Chapter 23 Gil

Twenty-three

Gil

Present Day

Zara was waiting outside Hooked when he emerged from the hatch in the floor of the restaurant and found the men in hard hats gone.

Zara said they were on a “break” (whatever that was).

Seeing his pallor, she’d insisted they eat right away.

They were sitting outside at a restaurant on the water, eating off paper plates.

“Okay, spill it. What did Aggy say?” Zara pushed something called a soda over to him. It was in a paper cup and had ice. She’d bought him some fried clam strips too, which smelled delicious, but he was too nauseous to eat.

Gil reached in his raincoat and pulled out the envelope with Sparrow’s handwriting on it.

Zara’s eyes widened and she began launching questions at him. “Did you read it? What does it say? Who gave you that?”

“Aggy,” Gil said and swallowed hard. “I haven’t read it yet. I’m not sure I’m ready.”

“You’re two hundred years ready,” Zara insisted. “Read it now. You need closure!”

Closure? Gil wasn’t sure what that meant, but the envelope was burning a hole in his pocket. “Alright,” he said as Zara moved the sweet soda away to avoid “spillage.” Gil took a deep breath and read quietly while Zara sat back, her knee bouncing under the table.

When he finished, he wasn’t sure if he should laugh or cry.

“What does it say?” Zara’s voice was shrill.

He wasn’t sure he could find the words to express what he was feeling, so he handed Zara the letter to read herself. Thank you, Sparrow, he said, staring out at the water. I will take you with me wherever I go on this adventure. I promise. And I won’t stop till the curse is broken.

Zara handed the letter back a few minutes later. “Wow. That letter is everything.” She stared at him. “I think Evelyn liked you, Gil.”

Gil blushed. For so long he’d wondered if Sparrow cared for him the way he did for her. “Perhaps, but now our future is the past, and I have to go on without her.”

Zara pressed a hand to her chest. “You’re making my heart hurt. I’m sorry.” She handed him back the soda. “But like I said, closure. Did Evelyn write everyone a letter?”

“Yes, Axel too,” Gil said. “No one has seen him.”

“Where could he be? He wasn’t with Ryan at the club.” Zara drummed her fingers on the table. “Are they hiding him? If so, why? We need to tell Benny when she gets back from the school tour. Hopefully this is Evelyn’s final clue in this game, and they’ll find the coin and—”

“Zara,” he interrupted, growing worried. “There are important things we must discuss first. Grave things. The island is quaking.”

Zara’s eyes widened again. “Quaking as in earthquake?”

“It was shaking and rumbling, yes. Aggy says it is the island’s way of warning us time is running out.” Gil tried not to let fear get the best of him, but he was fearful for his friends.

Zara pursed her lips. “The clock is ticking down. Evelyn’s diaries mention the island only staying for a fortnight after the Blood Orange Moon. If the day we got on island was day one, we have less than two weeks to find the missing treasure and break the curse; otherwise—”

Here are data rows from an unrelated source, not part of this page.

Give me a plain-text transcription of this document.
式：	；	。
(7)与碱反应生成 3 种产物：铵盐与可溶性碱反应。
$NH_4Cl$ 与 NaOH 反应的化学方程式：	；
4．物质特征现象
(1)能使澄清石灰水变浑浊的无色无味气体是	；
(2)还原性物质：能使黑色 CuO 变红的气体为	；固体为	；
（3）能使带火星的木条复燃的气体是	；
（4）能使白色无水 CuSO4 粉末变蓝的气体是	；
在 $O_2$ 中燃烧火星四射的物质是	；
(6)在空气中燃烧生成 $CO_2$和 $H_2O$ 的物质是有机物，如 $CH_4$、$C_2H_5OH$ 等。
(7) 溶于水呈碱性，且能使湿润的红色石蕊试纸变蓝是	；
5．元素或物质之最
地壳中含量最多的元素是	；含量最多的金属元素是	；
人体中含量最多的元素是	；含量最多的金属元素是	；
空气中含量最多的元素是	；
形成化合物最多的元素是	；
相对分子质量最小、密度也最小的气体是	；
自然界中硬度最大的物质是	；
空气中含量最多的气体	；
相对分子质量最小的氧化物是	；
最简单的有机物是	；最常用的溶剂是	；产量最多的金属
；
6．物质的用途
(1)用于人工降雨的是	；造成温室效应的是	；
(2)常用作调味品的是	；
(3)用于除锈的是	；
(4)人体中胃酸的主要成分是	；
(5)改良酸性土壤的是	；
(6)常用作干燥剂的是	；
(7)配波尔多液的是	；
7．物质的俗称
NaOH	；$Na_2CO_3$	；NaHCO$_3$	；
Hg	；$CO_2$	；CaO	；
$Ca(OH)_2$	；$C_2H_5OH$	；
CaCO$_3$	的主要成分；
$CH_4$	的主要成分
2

“The island disappears again.” Gil’s voice was shaky. “And whoever is trapped on it will remain there till the next Blood Orange Moon.” Or forever, Gil thought darkly. Who will be alive to rescue those left behind two hundred years from now?

“You couldn’t convince the others to leave?” Zara’s lips left a pink mark on her cup after she took a sip.

“No. Aggy said she needed to stay and protect the treasure as they await someone’s arrival.” Gil rubbed at his chest; his heart was beating so fast. “She said Lady Adrienne is coming.”

Zara frowned. “That makes no sense. She’s dead. Kimble and Grace stole the treasure.”

“There was no time for her to explain. She said I had to get back.” Gil pulled the treasure out of his pocket. “She told me to keep this safe and said I might need it again. She also sent Winks off with a pouch to give Kimble. She didn’t say what was inside.”

“That cat is badass.” Zara chomped on a clam strip. “Aggy is up to something.”

“She’s always up to something.” Gil felt slightly ill.

Maybe it was the sweet soda. “She and Evelyn corresponded through Winks all this time and didn’t tell us.

I don’t know how I feel about them being in cahoots.

” He tried not to be bitter about the fact he wasn’t allowed to do the same.

“She also said something else that worried me. She said Benny could be in danger.”

Zara was midbite and stopped. “Danger? You’re sure that’s what she said?”

The wind blew their napkins off the table. Across from them, someone’s paper plate went flying. “Yes,” Gil said, suddenly cold as the sun went behind the clouds. “She said Benny needed me. Us.”

Zara pulled out her phone. “I don’t like the sound of that. I’m texting Benny to—” She started choking and showed Gil her telephone screen. It said Benny’s name and then three letters: SOS. “Benny wrote this. She’s in trouble.”